BACKGROUND: Real-world evidence (RWE) is increasingly used for medical regulatory decisions, yet concerns persist regarding its reproducibility and hence validity. Variation in results across RWE studies may stem from differences in foundational characteristics between real-world data sources (RWDS). Such diversity of RWDS creates challenges and opportunities for generating valid, reproducible RWE. However, a framework to address diversity of RWDS is lacking. This study, led by the Database SIG, addresses the reproducibility challenges associated with data diversity across RWDS in pharmacoepidemiologic studies.
OBJECTIVE: To identify and characterize practices, recommendations and tools for reporting diversity across RWDS and explore how leveraging diversity could improve the quality of RWE.

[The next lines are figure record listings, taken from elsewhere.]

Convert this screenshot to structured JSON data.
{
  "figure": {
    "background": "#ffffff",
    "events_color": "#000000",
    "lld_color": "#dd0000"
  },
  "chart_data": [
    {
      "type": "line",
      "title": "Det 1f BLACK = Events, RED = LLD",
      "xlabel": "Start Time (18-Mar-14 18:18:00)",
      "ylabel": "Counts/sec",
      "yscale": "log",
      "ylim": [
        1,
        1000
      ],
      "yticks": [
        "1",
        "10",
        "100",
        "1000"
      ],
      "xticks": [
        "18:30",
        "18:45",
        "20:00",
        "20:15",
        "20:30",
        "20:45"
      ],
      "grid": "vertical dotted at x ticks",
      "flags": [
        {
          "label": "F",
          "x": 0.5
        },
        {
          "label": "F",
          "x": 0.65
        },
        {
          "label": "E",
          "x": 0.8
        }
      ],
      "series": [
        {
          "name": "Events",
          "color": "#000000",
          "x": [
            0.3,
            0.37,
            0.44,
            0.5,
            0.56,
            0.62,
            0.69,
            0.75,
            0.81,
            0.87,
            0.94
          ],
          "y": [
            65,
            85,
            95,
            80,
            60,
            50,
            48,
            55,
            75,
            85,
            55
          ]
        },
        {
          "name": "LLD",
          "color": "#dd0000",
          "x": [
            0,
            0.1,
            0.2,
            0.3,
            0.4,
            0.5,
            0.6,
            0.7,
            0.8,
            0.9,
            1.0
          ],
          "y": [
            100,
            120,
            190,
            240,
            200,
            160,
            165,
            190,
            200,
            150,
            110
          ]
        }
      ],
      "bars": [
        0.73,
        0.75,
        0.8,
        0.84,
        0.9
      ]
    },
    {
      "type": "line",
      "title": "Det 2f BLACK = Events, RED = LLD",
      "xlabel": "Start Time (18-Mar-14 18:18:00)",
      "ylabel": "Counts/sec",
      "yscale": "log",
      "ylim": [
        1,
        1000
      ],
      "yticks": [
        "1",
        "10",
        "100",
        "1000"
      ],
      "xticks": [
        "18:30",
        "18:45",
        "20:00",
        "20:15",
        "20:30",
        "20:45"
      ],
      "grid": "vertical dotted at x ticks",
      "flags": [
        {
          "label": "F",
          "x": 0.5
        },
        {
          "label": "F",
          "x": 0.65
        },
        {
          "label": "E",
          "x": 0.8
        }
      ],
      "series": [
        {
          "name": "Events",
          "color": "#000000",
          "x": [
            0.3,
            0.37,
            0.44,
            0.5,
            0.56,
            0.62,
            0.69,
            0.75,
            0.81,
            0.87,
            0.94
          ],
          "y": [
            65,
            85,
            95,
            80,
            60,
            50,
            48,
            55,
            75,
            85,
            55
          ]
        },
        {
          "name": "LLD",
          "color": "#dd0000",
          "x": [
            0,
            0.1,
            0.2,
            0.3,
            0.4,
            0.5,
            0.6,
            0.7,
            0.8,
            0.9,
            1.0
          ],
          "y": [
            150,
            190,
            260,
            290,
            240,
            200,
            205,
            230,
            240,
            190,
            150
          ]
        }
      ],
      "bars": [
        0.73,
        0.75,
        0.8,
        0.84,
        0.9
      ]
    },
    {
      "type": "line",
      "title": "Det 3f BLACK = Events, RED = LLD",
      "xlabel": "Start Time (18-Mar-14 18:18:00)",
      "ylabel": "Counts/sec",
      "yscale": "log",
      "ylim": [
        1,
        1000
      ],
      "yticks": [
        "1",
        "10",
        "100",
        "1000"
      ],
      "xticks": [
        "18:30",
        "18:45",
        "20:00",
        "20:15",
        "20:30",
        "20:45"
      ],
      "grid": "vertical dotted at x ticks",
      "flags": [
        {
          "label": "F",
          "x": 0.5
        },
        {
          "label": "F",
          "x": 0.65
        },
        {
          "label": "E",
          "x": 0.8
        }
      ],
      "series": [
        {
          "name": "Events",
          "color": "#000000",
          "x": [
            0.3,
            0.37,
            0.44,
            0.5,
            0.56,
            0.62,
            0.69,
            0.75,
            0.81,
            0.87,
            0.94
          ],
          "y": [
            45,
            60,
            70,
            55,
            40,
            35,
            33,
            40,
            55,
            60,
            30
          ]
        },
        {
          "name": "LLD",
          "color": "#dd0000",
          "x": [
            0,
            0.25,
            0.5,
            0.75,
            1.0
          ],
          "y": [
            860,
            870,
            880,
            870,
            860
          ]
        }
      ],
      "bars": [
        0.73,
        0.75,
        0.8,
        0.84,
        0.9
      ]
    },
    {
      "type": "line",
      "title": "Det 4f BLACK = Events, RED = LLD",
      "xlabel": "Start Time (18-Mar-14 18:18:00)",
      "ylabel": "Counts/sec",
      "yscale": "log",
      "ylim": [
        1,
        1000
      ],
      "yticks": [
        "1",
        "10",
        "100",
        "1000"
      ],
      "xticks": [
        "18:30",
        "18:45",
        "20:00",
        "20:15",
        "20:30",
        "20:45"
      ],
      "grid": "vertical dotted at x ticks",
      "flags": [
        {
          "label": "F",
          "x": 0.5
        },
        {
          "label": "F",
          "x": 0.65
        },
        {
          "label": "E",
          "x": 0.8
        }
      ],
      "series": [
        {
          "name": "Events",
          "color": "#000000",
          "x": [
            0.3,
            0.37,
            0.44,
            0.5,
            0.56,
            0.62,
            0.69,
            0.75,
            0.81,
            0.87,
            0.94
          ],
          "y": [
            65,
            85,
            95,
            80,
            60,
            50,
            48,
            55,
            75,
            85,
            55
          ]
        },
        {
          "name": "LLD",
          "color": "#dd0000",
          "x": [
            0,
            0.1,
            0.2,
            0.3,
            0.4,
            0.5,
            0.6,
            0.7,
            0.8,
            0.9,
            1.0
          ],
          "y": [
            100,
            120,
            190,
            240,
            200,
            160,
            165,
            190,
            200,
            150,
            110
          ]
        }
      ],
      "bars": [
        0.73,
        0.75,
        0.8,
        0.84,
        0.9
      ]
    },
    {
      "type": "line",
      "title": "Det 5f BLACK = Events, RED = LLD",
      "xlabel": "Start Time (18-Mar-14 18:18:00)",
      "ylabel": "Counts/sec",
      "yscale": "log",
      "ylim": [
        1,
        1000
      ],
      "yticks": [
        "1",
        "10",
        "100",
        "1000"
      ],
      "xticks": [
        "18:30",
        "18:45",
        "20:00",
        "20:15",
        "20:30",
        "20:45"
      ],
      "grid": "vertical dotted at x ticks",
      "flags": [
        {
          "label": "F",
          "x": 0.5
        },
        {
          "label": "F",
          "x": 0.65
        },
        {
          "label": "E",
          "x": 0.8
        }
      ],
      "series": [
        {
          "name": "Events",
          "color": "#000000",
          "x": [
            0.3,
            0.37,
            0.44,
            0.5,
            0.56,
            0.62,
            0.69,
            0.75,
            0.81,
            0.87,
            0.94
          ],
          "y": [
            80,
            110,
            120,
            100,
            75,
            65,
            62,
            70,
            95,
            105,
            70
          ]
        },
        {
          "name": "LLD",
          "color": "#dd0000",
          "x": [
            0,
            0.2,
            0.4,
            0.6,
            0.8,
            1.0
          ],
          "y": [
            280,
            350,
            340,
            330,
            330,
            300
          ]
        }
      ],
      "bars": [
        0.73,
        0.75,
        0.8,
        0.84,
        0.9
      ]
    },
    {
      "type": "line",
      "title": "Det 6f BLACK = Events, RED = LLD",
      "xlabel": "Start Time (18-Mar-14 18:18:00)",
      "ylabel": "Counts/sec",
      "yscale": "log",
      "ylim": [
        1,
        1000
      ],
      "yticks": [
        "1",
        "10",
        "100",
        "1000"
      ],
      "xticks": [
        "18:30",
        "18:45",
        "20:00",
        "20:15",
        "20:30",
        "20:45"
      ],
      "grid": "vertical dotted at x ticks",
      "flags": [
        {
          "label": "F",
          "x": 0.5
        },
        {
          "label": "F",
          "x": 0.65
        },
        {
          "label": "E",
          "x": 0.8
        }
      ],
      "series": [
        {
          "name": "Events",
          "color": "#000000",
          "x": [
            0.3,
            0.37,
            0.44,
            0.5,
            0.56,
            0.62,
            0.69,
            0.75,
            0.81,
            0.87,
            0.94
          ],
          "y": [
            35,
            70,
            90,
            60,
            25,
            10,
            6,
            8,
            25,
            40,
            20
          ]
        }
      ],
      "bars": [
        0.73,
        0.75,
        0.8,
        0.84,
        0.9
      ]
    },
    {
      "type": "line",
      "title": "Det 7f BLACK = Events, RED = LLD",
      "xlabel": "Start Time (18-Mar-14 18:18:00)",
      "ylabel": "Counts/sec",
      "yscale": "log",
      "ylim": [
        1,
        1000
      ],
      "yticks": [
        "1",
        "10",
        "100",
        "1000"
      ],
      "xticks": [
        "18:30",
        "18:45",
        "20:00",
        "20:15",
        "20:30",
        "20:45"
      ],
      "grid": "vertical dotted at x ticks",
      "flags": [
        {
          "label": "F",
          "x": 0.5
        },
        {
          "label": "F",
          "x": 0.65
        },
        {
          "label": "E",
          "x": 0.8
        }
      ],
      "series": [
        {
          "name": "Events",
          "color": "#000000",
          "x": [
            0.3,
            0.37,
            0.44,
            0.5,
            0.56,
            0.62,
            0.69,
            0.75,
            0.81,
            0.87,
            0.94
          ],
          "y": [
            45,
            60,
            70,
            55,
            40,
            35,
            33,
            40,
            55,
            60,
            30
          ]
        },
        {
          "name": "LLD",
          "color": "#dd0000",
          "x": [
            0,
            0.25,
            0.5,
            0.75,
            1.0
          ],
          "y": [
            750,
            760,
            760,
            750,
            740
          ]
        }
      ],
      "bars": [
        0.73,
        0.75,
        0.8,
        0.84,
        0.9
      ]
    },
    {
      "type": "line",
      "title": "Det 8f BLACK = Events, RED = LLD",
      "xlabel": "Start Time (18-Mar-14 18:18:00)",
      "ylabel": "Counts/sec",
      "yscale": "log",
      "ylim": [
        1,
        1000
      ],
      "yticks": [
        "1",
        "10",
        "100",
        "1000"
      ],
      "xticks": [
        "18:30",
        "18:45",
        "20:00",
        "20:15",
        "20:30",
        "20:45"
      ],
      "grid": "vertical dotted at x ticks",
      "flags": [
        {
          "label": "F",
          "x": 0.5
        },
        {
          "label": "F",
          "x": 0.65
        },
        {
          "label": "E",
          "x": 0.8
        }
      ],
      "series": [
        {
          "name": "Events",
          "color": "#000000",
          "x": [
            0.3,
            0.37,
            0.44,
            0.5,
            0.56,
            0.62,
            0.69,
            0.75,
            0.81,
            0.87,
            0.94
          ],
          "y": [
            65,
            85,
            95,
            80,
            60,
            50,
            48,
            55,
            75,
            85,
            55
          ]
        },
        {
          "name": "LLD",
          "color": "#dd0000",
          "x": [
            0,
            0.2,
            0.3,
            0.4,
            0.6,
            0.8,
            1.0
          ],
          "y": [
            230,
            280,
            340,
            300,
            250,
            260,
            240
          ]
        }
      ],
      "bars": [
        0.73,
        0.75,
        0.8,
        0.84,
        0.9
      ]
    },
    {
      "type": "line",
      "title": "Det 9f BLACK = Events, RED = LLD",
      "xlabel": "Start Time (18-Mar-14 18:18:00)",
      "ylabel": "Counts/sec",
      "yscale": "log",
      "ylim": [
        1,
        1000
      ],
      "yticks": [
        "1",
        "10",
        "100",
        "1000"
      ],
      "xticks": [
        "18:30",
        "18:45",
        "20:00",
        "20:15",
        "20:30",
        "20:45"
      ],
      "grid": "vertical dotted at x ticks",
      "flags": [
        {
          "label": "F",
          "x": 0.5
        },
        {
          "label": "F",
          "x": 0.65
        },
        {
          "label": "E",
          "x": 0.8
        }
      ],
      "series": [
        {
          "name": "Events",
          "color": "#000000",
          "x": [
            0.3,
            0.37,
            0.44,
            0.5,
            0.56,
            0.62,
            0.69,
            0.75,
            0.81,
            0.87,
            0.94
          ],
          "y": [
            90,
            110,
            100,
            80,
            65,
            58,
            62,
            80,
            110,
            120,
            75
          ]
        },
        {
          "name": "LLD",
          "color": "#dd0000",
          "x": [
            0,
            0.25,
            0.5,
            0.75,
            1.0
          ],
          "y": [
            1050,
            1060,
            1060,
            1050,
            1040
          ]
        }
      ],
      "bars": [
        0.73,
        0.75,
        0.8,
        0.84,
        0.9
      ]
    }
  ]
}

METHODS: A scoping review was conducted. Keywords for the literature search and a selection tool were designed using a set of reference documents identified by a panel of experts from the Database SIG. A systematic search was conducted up to December 2021. Documents were screened, first based on titles and abstracts, then on full texts, using the selection tool. Information on topics related to collecting and reporting RWDS diversity, as well as challenges and opportunities stemming from RWDS diversity, was extracted from the included literature. A content analysis was conducted using the extracted text to identify common themes for the topics.
RESULTS: From 91 selected documents, 9 dimensions to describe RWDS were identified (i.e., organization accessing the data source, data originator, prompt for record creation, inclusion of population, content, data dictionary, time span, healthcare system and culture, and data quality), and 3 related topics were examined: tools to summarize such dimensions, challenges and opportunities arising from RWDS diversity. Content analysis further identified 36 themes within the 9 dimensions. For example, within the dimension ‘inclusion of population’, three themes were identified: i) a list of qualitative reasons for persons entering and exiting the data source; ii) cases where the dates of entry or exit from the RWDS were not available in the data, with consequences; and iii) cases where such dates were available, with consequences. Opportunities arising from data diversity included multiple imputation across data sources and standardization.
CONCLUSIONS: This study successfully identified dimensions characterizing diverse data sources used to generate RWE, facilitating a better understanding and interpretation of the results. These findings provide a framework for formal guidance, complementing concurrent initiatives from ISPE, such as HARPER and STaRT-RWE.